Amalfi let out a long, ragged sigh.

"No wonder you weren't interested in our breadboard rigs," he said. "With a thing like that, you could have become another Web of Hercules yourselves."

"No," Miramon said. "That we could never become."

"Gods of all stars!" Hazleton said. "Is it over? As fast as that?"

Miramon's smile was wintery. "I doubt that we will hear from the Web of Hercules again," he said. "But what your City Fathers call the countdown continues. It is only ten days to the end of the world."

Hazleton turned back to the dosimeters. For a moment, he simply stared at them. Then, to Amalfi's astonishment, he began to laugh.

"What's so funny?" Amalfi growled.

"See for yourself. If Miramon's people had ever tangled with the Web in the real world, they would have lost."

"Why?"

"Because," Hazleton said, wiping his eyes, "while he was beating them off, we all passed the lethal dose of hard radiation. We are all dead as doornails as we sit here!"

"And this is a joke?" Amalfi said.

"Of course it's a joke, boss. It doesn't make the faintest bit of difference. We don't live in that kind of 'real world' any more. We have a dose. In two weeks well begin to become dizzy, and lose our hair, and vomit. In three weeks we'll be dead. And you still don't see the joke?"

"I see it," Amalfi said. "I can subtract ten from fourteen and get four; you mean we'll live until we die."

"I cant abide a man who kills my jokes."

"It's a pretty old joke," Amalfi said slowly. "But maybe it's still funny, at that; if it was good enough for Aristophanes, I guess it's good enough for me."
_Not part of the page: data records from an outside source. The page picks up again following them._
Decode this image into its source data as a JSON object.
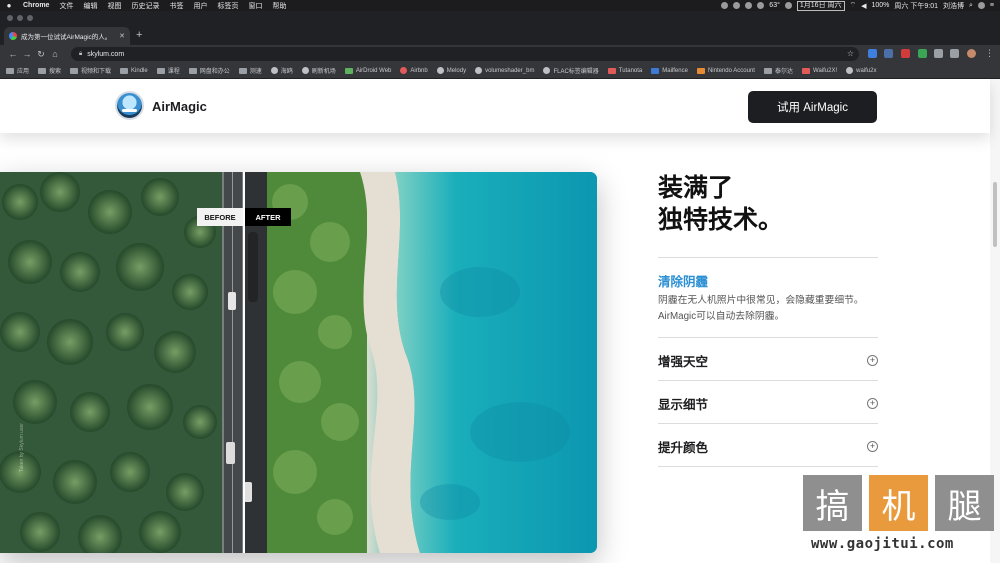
{
  "menubar": {
    "app": "Chrome",
    "items": [
      "文件",
      "编辑",
      "视图",
      "历史记录",
      "书签",
      "用户",
      "标签页",
      "窗口",
      "帮助"
    ],
    "temperature": "63°",
    "date": "1月16日 周六",
    "battery": "100%",
    "clock": "周六 下午9:01",
    "user": "刘浩博"
  },
  "browser": {
    "tab_title": "成为第一位试试AirMagic的人。",
    "url": "skylum.com",
    "bookmarks": [
      "应用",
      "搜索",
      "视频和下载",
      "Kindle",
      "课程",
      "网盘和办公",
      "测速",
      "海鸥",
      "刷新机场",
      "AirDroid Web",
      "Airbnb",
      "Melody",
      "volumeshader_bm",
      "FLAC标签编辑器",
      "Tutanota",
      "Mailfence",
      "Nintendo Account",
      "泰尔达",
      "Waifu2X!",
      "waifu2x"
    ]
  },
  "site": {
    "brand": "AirMagic",
    "cta": "试用 AirMagic"
  },
  "photo": {
    "before_label": "BEFORE",
    "after_label": "AFTER",
    "credit": "Taken by Skylum user"
  },
  "features": {
    "heading_line1": "装满了",
    "heading_line2": "独特技术。",
    "active_title": "清除阴霾",
    "active_desc": "阴霾在无人机照片中很常见，会隐藏重要细节。AirMagic可以自动去除阴霾。",
    "items": [
      "增强天空",
      "显示细节",
      "提升颜色"
    ]
  },
  "watermark": {
    "chars": [
      "搞",
      "机",
      "腿"
    ],
    "url": "www.gaojitui.com"
  },
  "colors": {
    "accent": "#2a8fd4",
    "cta_bg": "#1c1e22",
    "watermark_orange": "#e89a3d"
  }
}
"I think that's pretty damn funny, all right," Dee said with bitter fury. Miramon was staring from one New Earthman to another with an expression of utter bafflement. Amalfi smiled.

"Don't say so unless you think so, Dee," he said. "It's always been a joke, after all. The death of one man is just as funny as the death of a universe. Don't repudiate the last laugh of all. It may be the only legacy we'll leave."

"MIDNIGHT," the City Fathers said. "THE COUNT IS ZERO MINUS NINE."